Just yesterday, August 21 I had my follow-up PET scan, and after the great results of my recent CT scan, am optimistic about receiving fantastic news later this week. Except for some regular side effects, such as peripheral neuropathy, I feel good physically most of the time. The challenge now is the emotional havoc I am experiencing as I attempt to ‘re-start’ my life; living life not fearing death or sickness. It seems I have shifted from being a ‘physical warrior’ to being an ’emotional warrior’ battling the daily range of emotions I am struggling with.

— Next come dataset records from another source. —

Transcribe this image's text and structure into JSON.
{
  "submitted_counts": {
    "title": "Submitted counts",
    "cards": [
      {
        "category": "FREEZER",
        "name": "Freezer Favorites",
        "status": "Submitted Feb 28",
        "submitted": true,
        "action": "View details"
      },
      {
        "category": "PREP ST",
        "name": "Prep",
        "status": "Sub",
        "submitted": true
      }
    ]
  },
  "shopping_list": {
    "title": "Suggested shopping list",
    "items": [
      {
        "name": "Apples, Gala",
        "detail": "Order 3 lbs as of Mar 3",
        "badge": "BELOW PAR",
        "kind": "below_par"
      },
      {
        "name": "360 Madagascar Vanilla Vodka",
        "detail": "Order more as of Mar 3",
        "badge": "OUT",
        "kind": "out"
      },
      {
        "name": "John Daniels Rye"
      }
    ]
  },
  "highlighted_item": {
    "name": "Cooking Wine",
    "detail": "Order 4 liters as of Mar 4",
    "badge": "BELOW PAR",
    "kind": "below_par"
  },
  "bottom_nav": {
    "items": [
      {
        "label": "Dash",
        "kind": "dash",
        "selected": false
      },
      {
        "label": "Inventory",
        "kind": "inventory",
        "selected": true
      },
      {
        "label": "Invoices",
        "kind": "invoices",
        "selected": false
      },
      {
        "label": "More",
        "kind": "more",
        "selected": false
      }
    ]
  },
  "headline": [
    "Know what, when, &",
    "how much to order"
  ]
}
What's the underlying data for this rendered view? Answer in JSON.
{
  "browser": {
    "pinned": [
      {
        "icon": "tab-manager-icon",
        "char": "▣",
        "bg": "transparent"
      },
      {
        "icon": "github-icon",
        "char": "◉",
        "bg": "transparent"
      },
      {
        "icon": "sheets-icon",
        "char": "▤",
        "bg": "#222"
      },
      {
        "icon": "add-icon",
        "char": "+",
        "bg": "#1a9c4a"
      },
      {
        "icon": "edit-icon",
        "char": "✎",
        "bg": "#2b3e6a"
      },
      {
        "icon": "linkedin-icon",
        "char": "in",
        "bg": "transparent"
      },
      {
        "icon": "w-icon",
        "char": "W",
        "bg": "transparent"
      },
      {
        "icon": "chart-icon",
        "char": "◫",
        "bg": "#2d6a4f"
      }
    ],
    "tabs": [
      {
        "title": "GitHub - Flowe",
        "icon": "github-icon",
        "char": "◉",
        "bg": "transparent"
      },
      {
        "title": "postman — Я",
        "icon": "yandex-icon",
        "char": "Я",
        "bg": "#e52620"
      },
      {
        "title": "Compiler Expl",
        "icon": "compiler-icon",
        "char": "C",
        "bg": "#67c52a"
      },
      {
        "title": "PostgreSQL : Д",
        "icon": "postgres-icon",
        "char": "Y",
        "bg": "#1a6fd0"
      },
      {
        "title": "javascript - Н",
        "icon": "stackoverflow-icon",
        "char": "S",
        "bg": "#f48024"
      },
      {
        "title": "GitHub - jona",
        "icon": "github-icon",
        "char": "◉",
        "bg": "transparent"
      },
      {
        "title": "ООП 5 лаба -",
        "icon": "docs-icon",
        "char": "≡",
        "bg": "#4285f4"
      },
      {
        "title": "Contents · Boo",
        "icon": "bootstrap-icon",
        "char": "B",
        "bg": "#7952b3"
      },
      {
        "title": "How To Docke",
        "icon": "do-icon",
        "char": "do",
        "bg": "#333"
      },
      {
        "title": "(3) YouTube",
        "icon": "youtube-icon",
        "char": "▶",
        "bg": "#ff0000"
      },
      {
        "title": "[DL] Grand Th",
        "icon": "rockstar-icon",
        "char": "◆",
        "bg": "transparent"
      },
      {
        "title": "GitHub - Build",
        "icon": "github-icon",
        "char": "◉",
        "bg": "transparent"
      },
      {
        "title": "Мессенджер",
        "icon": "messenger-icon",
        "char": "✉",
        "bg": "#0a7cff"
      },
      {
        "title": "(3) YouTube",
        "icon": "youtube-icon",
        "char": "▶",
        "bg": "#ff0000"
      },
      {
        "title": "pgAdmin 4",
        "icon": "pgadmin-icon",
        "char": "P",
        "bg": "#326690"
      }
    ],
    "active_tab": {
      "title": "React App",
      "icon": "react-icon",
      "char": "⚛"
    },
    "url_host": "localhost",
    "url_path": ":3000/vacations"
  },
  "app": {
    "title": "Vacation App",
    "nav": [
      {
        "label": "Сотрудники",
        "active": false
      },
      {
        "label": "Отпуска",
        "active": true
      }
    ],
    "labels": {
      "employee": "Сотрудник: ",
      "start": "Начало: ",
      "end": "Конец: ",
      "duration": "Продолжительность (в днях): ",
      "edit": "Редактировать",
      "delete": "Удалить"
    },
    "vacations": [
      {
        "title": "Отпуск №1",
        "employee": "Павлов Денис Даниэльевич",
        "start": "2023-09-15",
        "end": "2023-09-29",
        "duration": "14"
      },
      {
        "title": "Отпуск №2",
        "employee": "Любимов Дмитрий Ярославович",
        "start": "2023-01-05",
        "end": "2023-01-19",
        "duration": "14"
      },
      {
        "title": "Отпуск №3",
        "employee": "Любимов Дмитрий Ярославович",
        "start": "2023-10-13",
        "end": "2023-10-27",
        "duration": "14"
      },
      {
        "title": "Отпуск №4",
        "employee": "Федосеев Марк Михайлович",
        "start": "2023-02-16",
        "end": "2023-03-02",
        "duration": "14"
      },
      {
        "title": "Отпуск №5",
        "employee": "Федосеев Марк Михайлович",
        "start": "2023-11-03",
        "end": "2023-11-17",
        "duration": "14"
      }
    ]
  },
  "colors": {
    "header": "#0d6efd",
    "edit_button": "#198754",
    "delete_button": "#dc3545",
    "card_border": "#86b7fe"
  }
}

I rise each day with a singular focus of re-claiming my life. I am not sure how long it will take, but I will continue to ‘soldier on’ as a ‘Cancer Warrior’. Whether I ever go back to work doesn’t matter. Besides loving my family and friends, all I want to do is support Lymphoma causes, the Walker Family Cancer Center, Cancer, and most importantly; anyone that is impacted by this disease. I began my first fundraising effort by creating ‘Ashwood’s Army #2661’ for the Big Move big ride to support the WFCC. It feels so great to be giving back to the facility that took such great care of me.
This journey has reinforced something I have always known but not easily accepted, that is, there are no certainties in life. What I do know is certain, I am not the same person I was before this journey started.
I look forward to being a part of Lymphoma Canada.